Constructing a Cartesian mesh¶
The cart_mesh program is used to generate Cartesian meshes for the cgcam code. Cart_mesh reads inputs from file cart_mesh.inp, using a strategy very similar to that which is used to read inputs for the main cgcam code (see section User Input Variables). All possible inputs for cart_mesh.inp are listed below:
| Nx: | Number of points in x. |
|---|---|
| Ny: | Number of points in y. |
| Nz: | Number of points in z. |
| x0: | Minimum value of the x coordinate. |
| x1: | Maximum value of the x coordinate. |
| xL: | Box size in the x-direction. |
| y0: | Minimum value of the y coordinate. |
| y1: | Maximum value of the y coordinate. |
| yL: | Box size in the y-direction. |
| z0: | Minimum value of the z coordinate. |
| z1: | Maximum value of the z coordinate. |
| zL: | Box size in the z-direction. |
| dx0: | x mesh spacing for the uniform mesh region. |
| dy0: | y mesh spacing for the uniform mesh region. |
| dz0: | z mesh spacing for the uniform mesh region. |
| dz1: | Mesh spacing at the surface when i_type_z=2. |
| x_trans1: | x location for the start of the uniform mesh region. |
| x_trans2: | x location for the end of the uniform mesh region. |
| y_trans1: | y location for the start of the uniform mesh region. |
| y_trans2: | y location for the end of the uniform mesh region. |
| z_trans1: | z location for the start of the uniform mesh region. |
| z_trans2: | z location for the end of the uniform mesh region. |
| rot: | Rotation angle about the y-axis. |
| flare: | Tangent of the flare angle when i_grid=11. |
| i_grid: | Grid type: 0-Cartesian grid written as a full 3D grid file, 1-Cartesian grid written as a compact file, 11-Cartesian grid with a flared region near the top boundary. Default is 1. |
| i_type_z: | Vertical mesh stretching control: 0-attempt to match the stretching rates in the two stretched regions, 1-attempt to match the mesh spacings at the ends of the two stretched regions, 2-stretch from dz1 at the surface to dz0 at z_trans1. Default is 1. |
Of these possible inputs, only the number of mesh points (Nx, Ny, and Nz) are strictly required. It is also required to specify the computational box dimensions in some fashion. This can be done by specifying the box dimension itself (e.g. xL in which case x will range between -0.5*xL to 0.5xL) or by specifying the coordinate ranges (e.g. x0=1.0, x1=11.0, or x0=1.0, xL=10.0, or x1=11.0, xL=10.0). If only the number of mesh points and the box dimensions are given for a particular direction, cart_mesh will assume a uniform mesh spacing in that direction. For example, the minimal input file
Nx 10 Number of points in x
Ny 1 Number of points in y
Nz 5 Number of points in z
xL 100.0 Box size in the x-direction
yL 1.0 Box size in the y-direction
z0 0.0 Minimum value of the z coordinate
z1 30.0 Maximum value of the z coordinate
generates the mesh below
Fig. 1 Uniform mesh layout in the x-z plane.

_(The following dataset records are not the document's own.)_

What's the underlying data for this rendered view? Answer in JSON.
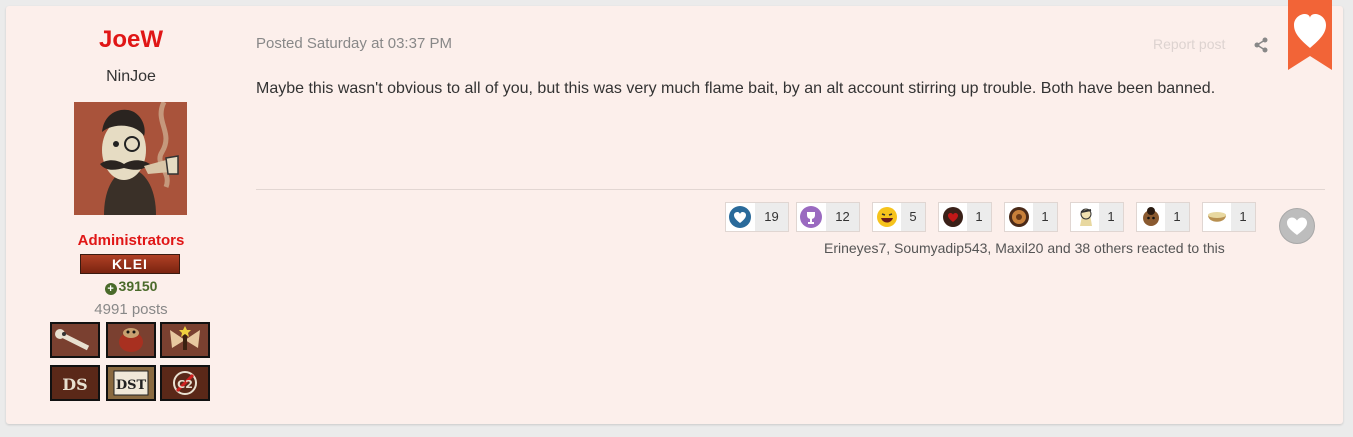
{
  "author": {
    "name": "JoeW",
    "title": "NinJoe",
    "group": "Administrators",
    "badge": "KLEI",
    "reputation": "39150",
    "posts": "4991 posts",
    "avatar_icon": "monocle-gentleman-avatar",
    "awards": [
      "bone-award-icon",
      "spider-award-icon",
      "fairy-award-icon",
      "ds-award-icon",
      "dst-award-icon",
      "no-entry-award-icon"
    ]
  },
  "post": {
    "meta": "Posted Saturday at 03:37 PM",
    "report": "Report post",
    "content": "Maybe this wasn't obvious to all of you, but this was very much flame bait, by an alt account stirring up trouble. Both have been banned."
  },
  "reactions": [
    {
      "icon": "heart-reaction-icon",
      "count": "19"
    },
    {
      "icon": "trophy-reaction-icon",
      "count": "12"
    },
    {
      "icon": "laugh-reaction-icon",
      "count": "5"
    },
    {
      "icon": "red-heart-reaction-icon",
      "count": "1"
    },
    {
      "icon": "medallion-reaction-icon",
      "count": "1"
    },
    {
      "icon": "character-reaction-icon",
      "count": "1"
    },
    {
      "icon": "face-reaction-icon",
      "count": "1"
    },
    {
      "icon": "bowl-reaction-icon",
      "count": "1"
    }
  ],
  "reacted_text": "Erineyes7, Soumyadip543, Maxil20 and 38 others reacted to this",
  "colors": {
    "accent": "#e01616",
    "ribbon": "#f26437",
    "background": "#fcefeb"
  }
}
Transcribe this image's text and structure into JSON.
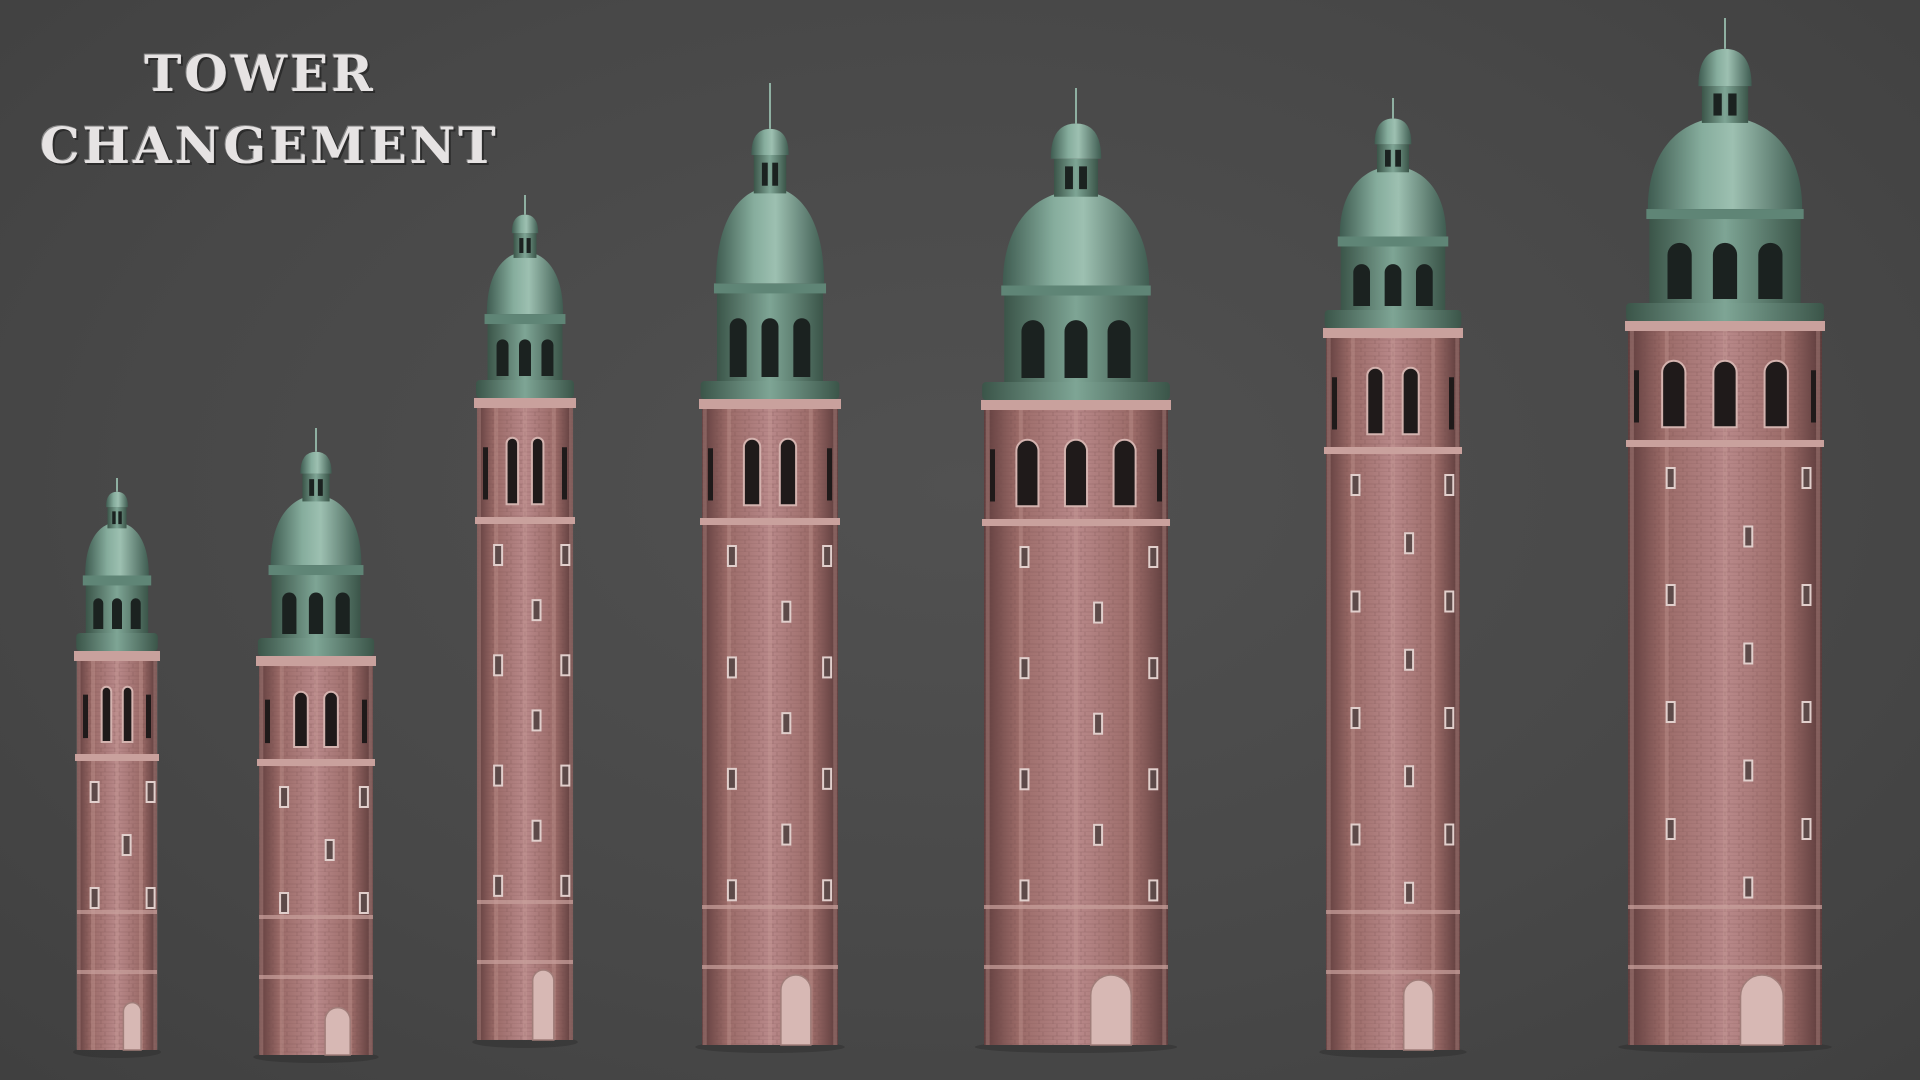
{
  "title": {
    "line1": "TOWER",
    "line2": "CHANGEMENT"
  },
  "colors": {
    "background": "#4a4a4a",
    "brick": "#a7736f",
    "brick_dark": "#7c5150",
    "brick_light": "#c0908b",
    "dome": "#6f9686",
    "dome_dark": "#4d6e61",
    "dome_light": "#9dc0b1",
    "window": "#1f1a1a",
    "frame": "#c9b3af"
  },
  "towers": [
    {
      "id": "tower-1",
      "levels": 2
    },
    {
      "id": "tower-2",
      "levels": 3
    },
    {
      "id": "tower-3",
      "levels": 5
    },
    {
      "id": "tower-4",
      "levels": 5
    },
    {
      "id": "tower-5",
      "levels": 5
    },
    {
      "id": "tower-6",
      "levels": 6
    },
    {
      "id": "tower-7",
      "levels": 6
    }
  ]
}
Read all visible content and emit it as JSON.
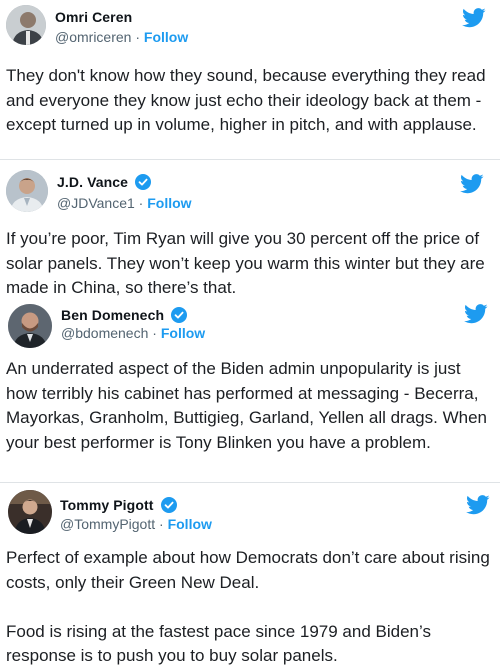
{
  "colors": {
    "accent": "#1d9bf0",
    "secondary_text": "#536471",
    "separator": "#dfe3e6"
  },
  "tweets": [
    {
      "name": "Omri Ceren",
      "handle": "@omriceren",
      "separator": "·",
      "follow_label": "Follow",
      "verified": false,
      "text": "They don't know how they sound, because everything they read and everyone they know just echo their ideology back at them - except turned up in volume, higher in pitch, and with applause."
    },
    {
      "name": "J.D. Vance",
      "handle": "@JDVance1",
      "separator": "·",
      "follow_label": "Follow",
      "verified": true,
      "text": "If you’re poor, Tim Ryan will give you 30 percent off the price of solar panels. They won’t keep you warm this winter but they are made in China, so there’s that."
    },
    {
      "name": "Ben Domenech",
      "handle": "@bdomenech",
      "separator": "·",
      "follow_label": "Follow",
      "verified": true,
      "text": "An underrated aspect of the Biden admin unpopularity is just how terribly his cabinet has performed at messaging - Becerra, Mayorkas, Granholm, Buttigieg, Garland, Yellen all drags. When your best performer is Tony Blinken you have a problem."
    },
    {
      "name": "Tommy Pigott",
      "handle": "@TommyPigott",
      "separator": "·",
      "follow_label": "Follow",
      "verified": true,
      "text": "Perfect of example about how Democrats don’t care about rising costs, only their Green New Deal.\n\nFood is rising at the fastest pace since 1979 and Biden’s response is to push you to buy solar panels."
    }
  ]
}
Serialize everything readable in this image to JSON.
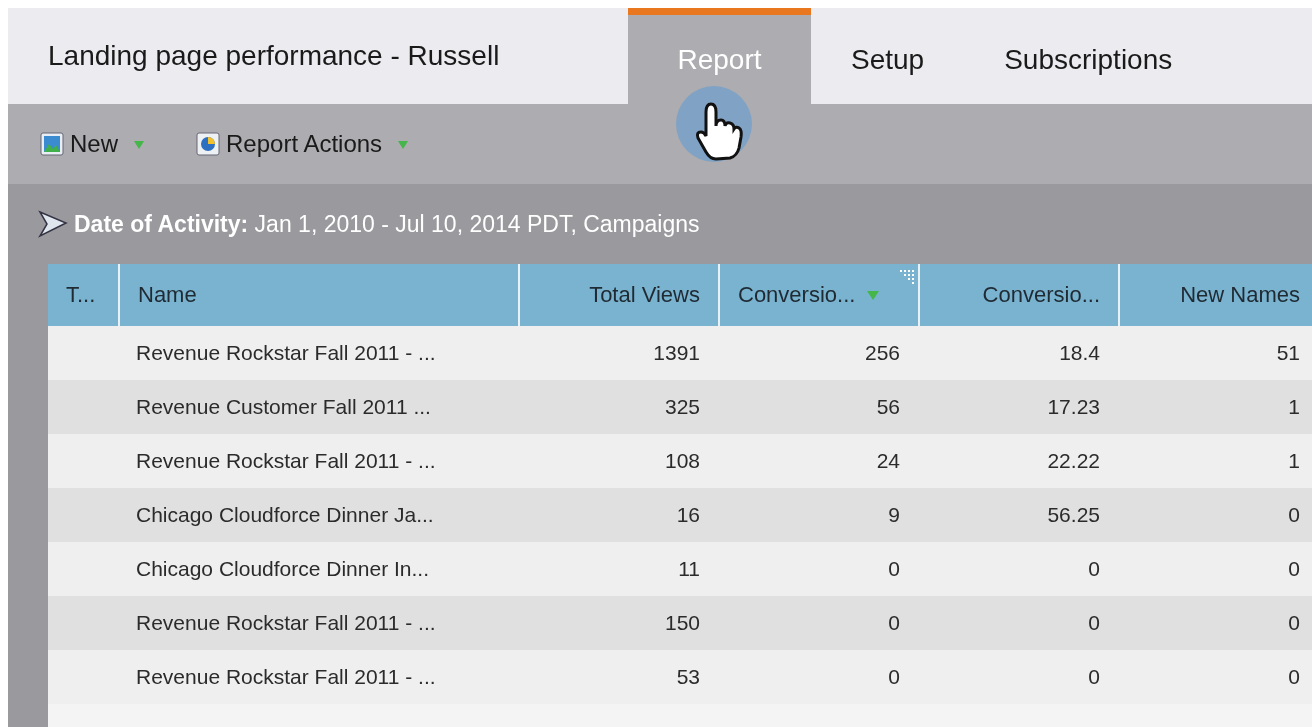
{
  "report_title": "Landing page performance - Russell",
  "tabs": [
    {
      "label": "Report",
      "selected": true
    },
    {
      "label": "Setup",
      "selected": false
    },
    {
      "label": "Subscriptions",
      "selected": false
    }
  ],
  "toolbar": [
    {
      "label": "New",
      "kind": "new"
    },
    {
      "label": "Report Actions",
      "kind": "actions"
    }
  ],
  "filter": "**Date of Activity:** Jan 1, 2010 - Jul 10, 2014 PDT, Campaigns",
  "table": {
    "columns": [
      {
        "label": "T...",
        "sorted": false
      },
      {
        "label": "Name",
        "sorted": false
      },
      {
        "label": "Total Views",
        "sorted": false
      },
      {
        "label": "Conversio...",
        "sorted": true
      },
      {
        "label": "Conversio...",
        "sorted": false
      },
      {
        "label": "New Names",
        "sorted": false
      }
    ],
    "rows": [
      [
        "",
        "Revenue Rockstar Fall 2011 - ...",
        "1391",
        "256",
        "18.4",
        "51"
      ],
      [
        "",
        "Revenue Customer Fall 2011 ...",
        "325",
        "56",
        "17.23",
        "1"
      ],
      [
        "",
        "Revenue Rockstar Fall 2011 - ...",
        "108",
        "24",
        "22.22",
        "1"
      ],
      [
        "",
        "Chicago Cloudforce Dinner Ja...",
        "16",
        "9",
        "56.25",
        "0"
      ],
      [
        "",
        "Chicago Cloudforce Dinner In...",
        "11",
        "0",
        "0",
        "0"
      ],
      [
        "",
        "Revenue Rockstar Fall 2011 - ...",
        "150",
        "0",
        "0",
        "0"
      ],
      [
        "",
        "Revenue Rockstar Fall 2011 - ...",
        "53",
        "0",
        "0",
        "0"
      ]
    ]
  }
}
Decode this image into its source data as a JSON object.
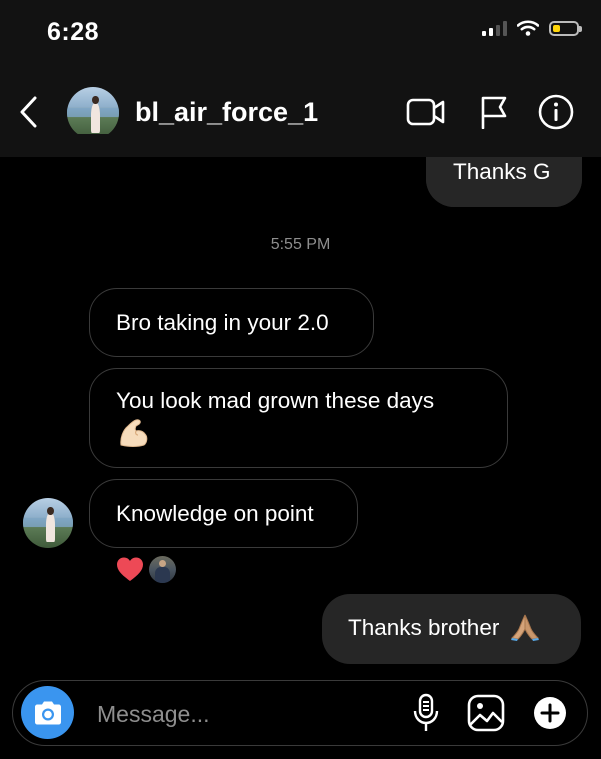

Note that Ny=1 is specified in the input file, which results in a 2D mesh. While this was done for illustrative purposes, cart_mesh will generally be used to generate 3D meshes. The remaining examples in this section will also be 2D, but all of the concepts covered extend to 3D.
Often it is desirable to cluster mesh points in a portion of the domain where smaller-scale structures will develop. The current strategy is to use a uniform fine mesh spacing in the refined zone, and then stretch the mesh towards the boundaries (the procedure will be made more clear in the examples below). In order to obtain a refined zone, it is necessary to specify the limits of the uniform mesh region, as well as the mesh spacing there (e.g. x_trans1, x_trans2, dx0). For example, the input file
Nx 60 Number of points in x
Ny 1 Number of points in y
Nz 60 Number of points in z
x0 -1.0 Minimum x coordinate
x1 1.0 Maximum x coordinate
yL 0.1 Spanwise box size
z0 0.0 Altitude for bottom of domain
z1 1.0 Altitude for top of domain
dx0 0.015 x mesh spacing for uniform section
x_trans1 -0.2 x-coordinate for start of uniform section
x_trans2 0.3 x-coordinate for end of uniform section
generates the mesh below
Fig. 2 Mesh with a refined zone in the x-direction.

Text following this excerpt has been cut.